European Union ambassadors on December 2 gave their green light to establish a sanctions regime that would target human rights violators worldwide.
The EU’s 27 foreign ministers are set to rubber stamp the decision when they meet on December 7, and the new mechanism is expected to officially enter into force on Human Rights Day on December 10.
Several EU officials familiar with the matter said no individuals or entities will be sanctioned immediately, but names could be put on the blacklist as early as the beginning of 2021.
The sanctions will consist of asset freezes and visa bans and can be applied to both state and non-state actors.

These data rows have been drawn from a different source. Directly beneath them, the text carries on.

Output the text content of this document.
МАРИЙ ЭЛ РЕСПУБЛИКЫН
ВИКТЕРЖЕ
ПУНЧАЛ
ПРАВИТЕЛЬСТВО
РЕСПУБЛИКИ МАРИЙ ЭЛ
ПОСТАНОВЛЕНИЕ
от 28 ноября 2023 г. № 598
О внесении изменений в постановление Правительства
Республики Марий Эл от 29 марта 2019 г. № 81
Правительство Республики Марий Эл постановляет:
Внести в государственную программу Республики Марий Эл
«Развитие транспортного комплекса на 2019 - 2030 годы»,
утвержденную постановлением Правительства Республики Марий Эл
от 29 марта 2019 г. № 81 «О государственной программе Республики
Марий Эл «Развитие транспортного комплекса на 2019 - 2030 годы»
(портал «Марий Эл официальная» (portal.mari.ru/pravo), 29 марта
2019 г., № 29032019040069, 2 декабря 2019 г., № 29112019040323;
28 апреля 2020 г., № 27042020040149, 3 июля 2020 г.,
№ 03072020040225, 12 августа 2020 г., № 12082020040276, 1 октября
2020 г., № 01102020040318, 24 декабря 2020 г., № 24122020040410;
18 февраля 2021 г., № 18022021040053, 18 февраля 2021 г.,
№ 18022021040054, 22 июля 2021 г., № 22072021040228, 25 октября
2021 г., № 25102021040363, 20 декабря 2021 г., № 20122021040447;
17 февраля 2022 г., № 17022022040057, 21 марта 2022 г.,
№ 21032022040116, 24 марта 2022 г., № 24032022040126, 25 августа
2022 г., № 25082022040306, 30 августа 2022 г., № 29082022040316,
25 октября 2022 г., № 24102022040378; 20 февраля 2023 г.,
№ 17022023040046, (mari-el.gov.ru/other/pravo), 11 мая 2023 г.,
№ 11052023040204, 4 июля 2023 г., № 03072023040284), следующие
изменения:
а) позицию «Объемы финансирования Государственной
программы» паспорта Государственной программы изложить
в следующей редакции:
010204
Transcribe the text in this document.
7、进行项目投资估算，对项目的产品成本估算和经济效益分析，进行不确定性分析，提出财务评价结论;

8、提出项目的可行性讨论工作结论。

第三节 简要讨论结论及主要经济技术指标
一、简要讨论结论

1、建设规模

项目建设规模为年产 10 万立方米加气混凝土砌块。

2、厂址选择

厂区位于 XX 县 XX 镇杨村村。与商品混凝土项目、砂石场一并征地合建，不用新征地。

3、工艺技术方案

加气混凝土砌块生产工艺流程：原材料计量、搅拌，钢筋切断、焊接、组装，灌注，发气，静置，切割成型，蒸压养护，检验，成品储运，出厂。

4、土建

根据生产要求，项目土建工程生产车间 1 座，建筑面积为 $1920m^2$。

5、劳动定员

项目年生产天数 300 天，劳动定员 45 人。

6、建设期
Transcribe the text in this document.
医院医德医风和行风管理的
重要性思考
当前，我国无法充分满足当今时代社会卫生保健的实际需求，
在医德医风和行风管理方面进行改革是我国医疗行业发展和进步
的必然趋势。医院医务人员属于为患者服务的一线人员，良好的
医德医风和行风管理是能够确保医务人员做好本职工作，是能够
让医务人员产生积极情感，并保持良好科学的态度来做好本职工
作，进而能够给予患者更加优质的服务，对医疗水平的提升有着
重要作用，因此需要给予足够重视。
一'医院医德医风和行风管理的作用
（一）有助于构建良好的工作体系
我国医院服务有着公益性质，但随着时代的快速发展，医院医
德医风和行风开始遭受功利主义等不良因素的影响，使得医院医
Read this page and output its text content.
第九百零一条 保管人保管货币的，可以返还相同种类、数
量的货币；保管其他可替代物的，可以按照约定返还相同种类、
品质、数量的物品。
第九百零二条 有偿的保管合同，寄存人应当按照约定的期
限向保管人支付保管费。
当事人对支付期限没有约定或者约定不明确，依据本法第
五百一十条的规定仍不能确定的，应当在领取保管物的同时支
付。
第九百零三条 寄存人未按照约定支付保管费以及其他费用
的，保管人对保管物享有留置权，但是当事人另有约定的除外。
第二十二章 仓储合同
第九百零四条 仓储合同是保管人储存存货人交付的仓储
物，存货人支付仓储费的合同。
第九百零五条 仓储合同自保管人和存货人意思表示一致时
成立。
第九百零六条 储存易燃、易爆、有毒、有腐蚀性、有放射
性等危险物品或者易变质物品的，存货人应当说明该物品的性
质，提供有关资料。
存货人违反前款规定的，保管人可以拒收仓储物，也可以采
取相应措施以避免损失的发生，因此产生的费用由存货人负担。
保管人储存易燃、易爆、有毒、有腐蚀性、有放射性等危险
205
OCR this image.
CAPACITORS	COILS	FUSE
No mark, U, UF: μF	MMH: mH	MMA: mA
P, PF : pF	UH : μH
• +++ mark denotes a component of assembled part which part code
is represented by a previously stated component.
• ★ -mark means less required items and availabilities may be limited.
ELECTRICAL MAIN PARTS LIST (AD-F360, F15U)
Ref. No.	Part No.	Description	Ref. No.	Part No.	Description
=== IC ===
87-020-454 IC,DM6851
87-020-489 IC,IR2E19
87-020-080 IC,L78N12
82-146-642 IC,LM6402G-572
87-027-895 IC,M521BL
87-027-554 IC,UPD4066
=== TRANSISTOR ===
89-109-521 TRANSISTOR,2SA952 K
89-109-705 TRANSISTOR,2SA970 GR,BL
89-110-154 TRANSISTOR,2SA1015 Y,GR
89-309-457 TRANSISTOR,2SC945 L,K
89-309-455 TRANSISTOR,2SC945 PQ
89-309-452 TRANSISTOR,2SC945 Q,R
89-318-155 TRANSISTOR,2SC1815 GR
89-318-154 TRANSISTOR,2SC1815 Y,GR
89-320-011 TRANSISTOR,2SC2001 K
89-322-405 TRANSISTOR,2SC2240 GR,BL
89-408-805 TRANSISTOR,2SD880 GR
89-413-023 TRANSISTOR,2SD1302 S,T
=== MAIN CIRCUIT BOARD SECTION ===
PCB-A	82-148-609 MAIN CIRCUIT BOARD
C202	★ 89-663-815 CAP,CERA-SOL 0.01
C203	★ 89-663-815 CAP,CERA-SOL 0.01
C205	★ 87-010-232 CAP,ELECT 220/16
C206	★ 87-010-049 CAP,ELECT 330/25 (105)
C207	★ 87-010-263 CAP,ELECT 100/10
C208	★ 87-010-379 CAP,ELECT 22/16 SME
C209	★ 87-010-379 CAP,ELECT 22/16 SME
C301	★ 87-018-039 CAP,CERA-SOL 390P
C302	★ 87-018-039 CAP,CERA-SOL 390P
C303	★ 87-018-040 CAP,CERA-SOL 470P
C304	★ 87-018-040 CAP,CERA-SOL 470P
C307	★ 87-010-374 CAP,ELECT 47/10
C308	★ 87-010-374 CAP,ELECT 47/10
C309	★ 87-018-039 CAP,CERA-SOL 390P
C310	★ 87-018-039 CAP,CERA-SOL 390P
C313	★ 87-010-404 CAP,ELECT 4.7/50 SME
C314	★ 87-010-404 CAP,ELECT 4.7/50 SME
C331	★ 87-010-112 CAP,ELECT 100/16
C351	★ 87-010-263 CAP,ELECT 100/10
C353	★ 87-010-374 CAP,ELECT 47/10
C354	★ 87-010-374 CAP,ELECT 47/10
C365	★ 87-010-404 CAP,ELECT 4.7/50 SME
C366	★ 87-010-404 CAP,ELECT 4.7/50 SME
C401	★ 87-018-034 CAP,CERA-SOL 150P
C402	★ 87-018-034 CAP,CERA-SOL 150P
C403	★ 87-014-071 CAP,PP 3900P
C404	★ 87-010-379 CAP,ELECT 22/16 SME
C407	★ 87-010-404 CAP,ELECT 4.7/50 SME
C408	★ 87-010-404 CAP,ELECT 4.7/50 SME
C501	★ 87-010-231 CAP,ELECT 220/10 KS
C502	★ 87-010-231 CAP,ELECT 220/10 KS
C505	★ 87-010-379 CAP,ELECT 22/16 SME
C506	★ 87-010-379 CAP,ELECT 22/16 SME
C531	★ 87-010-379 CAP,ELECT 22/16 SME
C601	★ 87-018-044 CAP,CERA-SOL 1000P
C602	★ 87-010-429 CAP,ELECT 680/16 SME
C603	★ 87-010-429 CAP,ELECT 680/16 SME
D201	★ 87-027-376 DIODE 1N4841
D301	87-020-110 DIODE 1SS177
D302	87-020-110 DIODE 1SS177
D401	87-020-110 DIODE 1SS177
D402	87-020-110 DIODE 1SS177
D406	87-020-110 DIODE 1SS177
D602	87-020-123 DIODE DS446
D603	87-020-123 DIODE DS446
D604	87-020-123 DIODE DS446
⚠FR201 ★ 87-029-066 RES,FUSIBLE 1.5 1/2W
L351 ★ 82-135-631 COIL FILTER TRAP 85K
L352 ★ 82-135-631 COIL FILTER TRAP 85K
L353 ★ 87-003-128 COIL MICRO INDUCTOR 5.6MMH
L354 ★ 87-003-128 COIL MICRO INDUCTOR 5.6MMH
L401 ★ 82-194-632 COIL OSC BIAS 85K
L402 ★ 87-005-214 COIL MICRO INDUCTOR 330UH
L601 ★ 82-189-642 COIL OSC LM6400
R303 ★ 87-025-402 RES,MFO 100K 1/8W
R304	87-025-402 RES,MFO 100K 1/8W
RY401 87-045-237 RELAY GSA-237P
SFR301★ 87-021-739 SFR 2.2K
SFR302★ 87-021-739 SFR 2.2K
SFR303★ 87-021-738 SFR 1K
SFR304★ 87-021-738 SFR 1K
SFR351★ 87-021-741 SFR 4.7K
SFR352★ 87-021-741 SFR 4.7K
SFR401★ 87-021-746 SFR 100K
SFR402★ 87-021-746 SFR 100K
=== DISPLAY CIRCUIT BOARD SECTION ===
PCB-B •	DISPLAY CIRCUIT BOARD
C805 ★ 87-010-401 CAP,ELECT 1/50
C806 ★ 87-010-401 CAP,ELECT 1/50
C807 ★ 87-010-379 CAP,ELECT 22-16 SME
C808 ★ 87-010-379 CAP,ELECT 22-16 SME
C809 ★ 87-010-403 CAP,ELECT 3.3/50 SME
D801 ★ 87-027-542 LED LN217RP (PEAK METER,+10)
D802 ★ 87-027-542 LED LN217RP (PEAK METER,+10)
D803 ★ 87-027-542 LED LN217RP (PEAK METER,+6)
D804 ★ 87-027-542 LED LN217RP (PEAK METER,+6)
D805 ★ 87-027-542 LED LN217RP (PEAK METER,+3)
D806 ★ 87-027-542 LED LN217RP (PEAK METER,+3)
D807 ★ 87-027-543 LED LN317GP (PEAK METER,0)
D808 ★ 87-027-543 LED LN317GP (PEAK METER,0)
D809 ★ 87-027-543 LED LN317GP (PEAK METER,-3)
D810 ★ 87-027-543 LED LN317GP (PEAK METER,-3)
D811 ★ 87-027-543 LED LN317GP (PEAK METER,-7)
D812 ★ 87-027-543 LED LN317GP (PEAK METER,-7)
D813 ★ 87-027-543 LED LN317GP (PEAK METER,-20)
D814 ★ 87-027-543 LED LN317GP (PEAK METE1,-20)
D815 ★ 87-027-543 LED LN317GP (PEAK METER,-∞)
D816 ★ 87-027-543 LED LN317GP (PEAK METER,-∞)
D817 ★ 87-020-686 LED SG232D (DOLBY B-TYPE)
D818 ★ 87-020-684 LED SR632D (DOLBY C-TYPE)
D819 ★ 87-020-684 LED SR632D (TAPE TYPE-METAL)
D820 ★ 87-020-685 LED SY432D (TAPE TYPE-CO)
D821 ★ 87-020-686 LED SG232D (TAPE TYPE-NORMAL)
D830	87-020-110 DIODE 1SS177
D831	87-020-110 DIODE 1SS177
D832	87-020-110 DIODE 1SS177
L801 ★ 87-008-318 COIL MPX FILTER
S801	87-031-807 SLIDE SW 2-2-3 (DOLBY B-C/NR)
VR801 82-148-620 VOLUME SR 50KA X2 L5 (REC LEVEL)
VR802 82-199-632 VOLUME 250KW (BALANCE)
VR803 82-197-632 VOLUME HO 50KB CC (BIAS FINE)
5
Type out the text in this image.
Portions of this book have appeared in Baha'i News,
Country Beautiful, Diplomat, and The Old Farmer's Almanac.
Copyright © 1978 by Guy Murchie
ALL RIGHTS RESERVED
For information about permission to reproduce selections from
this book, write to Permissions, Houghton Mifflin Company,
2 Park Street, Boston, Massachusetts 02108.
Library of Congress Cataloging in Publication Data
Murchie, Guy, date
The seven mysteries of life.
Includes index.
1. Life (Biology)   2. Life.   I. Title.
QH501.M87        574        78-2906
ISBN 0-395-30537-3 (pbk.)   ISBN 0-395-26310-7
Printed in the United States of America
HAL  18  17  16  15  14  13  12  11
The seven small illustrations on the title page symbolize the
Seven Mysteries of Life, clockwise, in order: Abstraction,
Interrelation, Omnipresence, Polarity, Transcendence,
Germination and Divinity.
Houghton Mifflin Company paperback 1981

According to a working document seen by RFE/RL, the sanctions will target individuals and entities deemed responsible for acts of genocide, crimes against humanity, torture, inhuman or degrading treatment or punishment, slavery, extrajudicial, summary, or arbitrary executions and killings, enforced disappearance of persons, and arbitrary arrests or detentions.
It can also be imposed on those involved in human trafficking, sexual and gender-based violence, violations or abuses of freedom of peaceful assembly, association, opinion, and religion -- if the abuses are considered “widespread and systematic.”
The sanctions regime is similar to the Magnitsky Act passed by the United States in 2012.
The U.S. legislation initially targeted Russian officials but later included individuals from other nations.
Sergei Magnitsky was a whistleblower who accused a group of Russian law-enforcement officers and officials of stealing the equivalent of about $230 million from the state through fraudulent tax refunds. He died in a Moscow prison in 2009.